それでも私が運ぶ速度の方が速かったらしく、水の入ったタルはどんどんと入り口に積まれていく。
「おいこれ……俺達いるのか?」
「まぁ……一応仕事だし……」
そんな感じでタルを積み上げていき、ついには水の入っていないタルがなくなってしまった。
なので、ラミルさんの所にいく。
「ラミルさん」
「サフィニアちゃん、どうかした?」
「タルがなくなりました」
「……なんだって?」
「タルがなくなりました」
「もう一回だけいってくれない?」
「タルがなくなりました」
「……なくなったっていう意味は……」
「水の入っていないタルがなくなってしまったんです」
「まじでその意味だったのね……」
彼女は手を止めてどうしようか考えている。
「まぁ……それなら……ちょっと……休憩していていいよ?」
「はい。分かりました」
私はそれからかなり汗をかいて疲れているネムちゃんとミカヅキさんに声をかける。
「2人とも、ちょっと休憩をしてもいいそうです」
「分かったよ。これを運ぶまで待ってて」
「はい」
ミカヅキさんはそれで運び続けるけれど、ネムちゃんは疲れた表情のままただ運び続ける。
「ネムちゃん? 大丈夫ですか?」
「……はい。大丈夫……なのです。わたしも……力になるのです」
「う、うん。頑張って……」
彼女はそう言ってなんとか運んでいく。
それから、タルが飽き次第運んで、最終的には私達だけで南の農園の水は回せるようになっていた。
日も暮れ、後は宿で寝るだけだ。
クルミさんとも合流して、ラミルさんに最後のあいさつに行く。
「それではラミルさん。

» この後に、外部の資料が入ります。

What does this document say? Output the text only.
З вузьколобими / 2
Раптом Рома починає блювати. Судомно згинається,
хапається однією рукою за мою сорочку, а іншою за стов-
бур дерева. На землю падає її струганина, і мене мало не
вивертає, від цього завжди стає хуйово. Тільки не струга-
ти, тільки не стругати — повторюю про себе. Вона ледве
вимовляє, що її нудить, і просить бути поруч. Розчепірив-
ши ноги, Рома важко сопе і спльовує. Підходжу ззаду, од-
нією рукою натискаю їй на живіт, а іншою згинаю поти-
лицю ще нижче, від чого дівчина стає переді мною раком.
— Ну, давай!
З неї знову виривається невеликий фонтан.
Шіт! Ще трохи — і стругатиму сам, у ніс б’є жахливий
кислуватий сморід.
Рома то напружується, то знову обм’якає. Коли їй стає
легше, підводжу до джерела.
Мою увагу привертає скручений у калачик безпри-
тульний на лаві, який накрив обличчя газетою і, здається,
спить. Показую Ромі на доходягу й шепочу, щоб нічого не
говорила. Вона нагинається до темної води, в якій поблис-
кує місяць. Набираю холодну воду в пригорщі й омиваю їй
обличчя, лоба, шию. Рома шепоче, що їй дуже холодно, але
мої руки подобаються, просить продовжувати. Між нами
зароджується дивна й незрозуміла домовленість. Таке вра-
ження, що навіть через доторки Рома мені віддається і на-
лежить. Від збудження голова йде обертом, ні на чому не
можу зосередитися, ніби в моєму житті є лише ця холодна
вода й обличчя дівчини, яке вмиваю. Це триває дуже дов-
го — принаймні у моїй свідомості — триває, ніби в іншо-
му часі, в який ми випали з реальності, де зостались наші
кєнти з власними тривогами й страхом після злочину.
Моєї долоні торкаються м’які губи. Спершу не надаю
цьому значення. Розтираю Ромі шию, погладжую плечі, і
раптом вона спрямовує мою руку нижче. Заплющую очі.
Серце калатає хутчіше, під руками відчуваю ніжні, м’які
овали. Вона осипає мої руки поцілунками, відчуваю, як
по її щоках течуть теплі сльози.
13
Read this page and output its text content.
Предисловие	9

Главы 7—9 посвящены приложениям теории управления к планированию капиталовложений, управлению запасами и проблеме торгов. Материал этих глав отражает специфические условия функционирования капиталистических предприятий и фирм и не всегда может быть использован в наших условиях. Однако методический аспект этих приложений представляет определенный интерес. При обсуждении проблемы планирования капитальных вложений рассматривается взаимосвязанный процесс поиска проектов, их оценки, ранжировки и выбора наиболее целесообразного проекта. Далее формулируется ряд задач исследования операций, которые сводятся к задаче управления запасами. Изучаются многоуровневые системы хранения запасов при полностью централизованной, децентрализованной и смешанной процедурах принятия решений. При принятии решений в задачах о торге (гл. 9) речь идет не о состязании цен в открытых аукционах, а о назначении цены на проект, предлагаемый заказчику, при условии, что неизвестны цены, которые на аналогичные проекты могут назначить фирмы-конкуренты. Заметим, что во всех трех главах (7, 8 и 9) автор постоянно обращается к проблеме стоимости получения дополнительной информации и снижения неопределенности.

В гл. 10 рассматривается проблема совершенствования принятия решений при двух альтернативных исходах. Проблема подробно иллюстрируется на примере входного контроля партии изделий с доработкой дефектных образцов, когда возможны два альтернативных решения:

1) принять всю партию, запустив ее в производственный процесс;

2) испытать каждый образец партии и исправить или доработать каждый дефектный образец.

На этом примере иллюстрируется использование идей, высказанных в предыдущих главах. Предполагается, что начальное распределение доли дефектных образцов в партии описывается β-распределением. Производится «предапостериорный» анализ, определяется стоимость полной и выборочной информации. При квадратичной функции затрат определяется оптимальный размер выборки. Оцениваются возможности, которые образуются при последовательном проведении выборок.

お疲れ様です」
「うん。その……色々とありがとう。体……本当に大丈夫?」
「? はい。まだまだ運べますよ?」
私がそう言うと、ラミルさんはちょっとひきつった笑顔をうかべていた。
「そ、そう……それじゃあ気を付けてね」
「はい。あ、この村で宿でおススメってありますか?」
「え⁉ 宿⁉ まだとってないの⁉」
「はい。そうですけど」
「多分だけど……もう……宿は埋まっちゃってる……」
「本当ですか?」
「しかも……今は結構危ないから、家がないのはまずい……特に可愛い女の子だし……うーん。すっごく頑張ってくれたし……わたしの家にくる?」
ラミルさんはそう提案してくれた。